MALIBU, Calif. (FOX 11) - Severe weather that moved into Southern California on Thursday prompted multiple Los Angeles County beaches to close.
Over the public address system, Seal Beach Lifeguard Mike Diller announces, "Attention on the beach, attention on the beach. The beach is now safe to reenter... the beach is open. Once again, the beach is now open."
Two hours earlier it was a different announcement. Lightning caused lifeguards to close the beach for 30 minutes and every time there was more lightning the clock would start all over again for another 30 minutes until it was safe enough to open the beach. It took two hours before Diller could let everyone back.
Capt. Chris Pierce with Seal Beach lifeguards says that with regard to lightning, "The danger is as people are out on the beach, they're on the sand which is traditionally a flat area they're going to be the highest point in the area so, if the lightning comes in that's what it's going to seek out as the high point. If its a person they could hit a direct strike and if it hits the sand that can conduct over and that can electrocute the people in the area."
It's why Steven Wilson was chased off the beach. He came out to take a few pictures. And, he understood.
Wilson telling FOX 11 News, "Of course, you don't want to get hit by lightning."
Though surfer Robert Henderson didn't seem concerned. He and his friend Chad Bard got chased out and when it beach reopened they were the first two we saw head for the water.

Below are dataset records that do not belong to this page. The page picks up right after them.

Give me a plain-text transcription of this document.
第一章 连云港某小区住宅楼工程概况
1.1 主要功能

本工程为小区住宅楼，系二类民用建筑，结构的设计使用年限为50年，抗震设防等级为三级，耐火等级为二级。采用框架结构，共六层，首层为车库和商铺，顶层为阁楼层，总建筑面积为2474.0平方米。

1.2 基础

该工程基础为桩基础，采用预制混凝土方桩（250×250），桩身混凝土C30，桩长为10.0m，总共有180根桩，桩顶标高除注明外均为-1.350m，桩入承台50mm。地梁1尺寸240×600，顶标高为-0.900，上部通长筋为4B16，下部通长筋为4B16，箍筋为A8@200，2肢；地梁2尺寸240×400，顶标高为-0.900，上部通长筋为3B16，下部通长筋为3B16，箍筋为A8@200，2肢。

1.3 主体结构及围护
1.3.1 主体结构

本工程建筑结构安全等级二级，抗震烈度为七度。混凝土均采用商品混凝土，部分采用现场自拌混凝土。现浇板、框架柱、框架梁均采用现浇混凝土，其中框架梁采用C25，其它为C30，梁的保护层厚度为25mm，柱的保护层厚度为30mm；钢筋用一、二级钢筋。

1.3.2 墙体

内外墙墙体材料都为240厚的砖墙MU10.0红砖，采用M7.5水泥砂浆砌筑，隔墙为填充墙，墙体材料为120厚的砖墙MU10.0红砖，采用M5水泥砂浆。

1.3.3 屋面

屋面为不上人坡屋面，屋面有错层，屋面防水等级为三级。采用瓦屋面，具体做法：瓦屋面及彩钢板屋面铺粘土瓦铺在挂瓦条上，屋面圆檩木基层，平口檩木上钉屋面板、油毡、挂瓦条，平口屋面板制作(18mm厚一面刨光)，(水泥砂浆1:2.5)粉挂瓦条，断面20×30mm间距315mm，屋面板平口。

The rain was heavy. The lightning sporadic. Nearby we saw a public works crew siphoning out pooling water to protect nearby condos. Mission accomplished.
But, just yards away up in the lifeguard tower all eyes were on the beach, the water, and the sky. In fact, because this was a hard closure, we weren't even allowed on the beach so, with the ocean and all in our background we safely tucked ourselves inside one of the garages of the lifeguard station. Pierce says it's "always about safety" which is why the lifeguards also have to stay out of harm's way during such temporary closures.
Says Pierce, "We pull our lifeguards off of the beach. After they make the notifications and clear the beach at that point they can sit up in our observation tower which is the third floor of our building. They'll keep an eye out for people as they go towards the beach. We can make a PA or public address to notify them of the closure. If they don't respond we can have a lifeguard out in a truck to make contact with them to make sure the public is okay."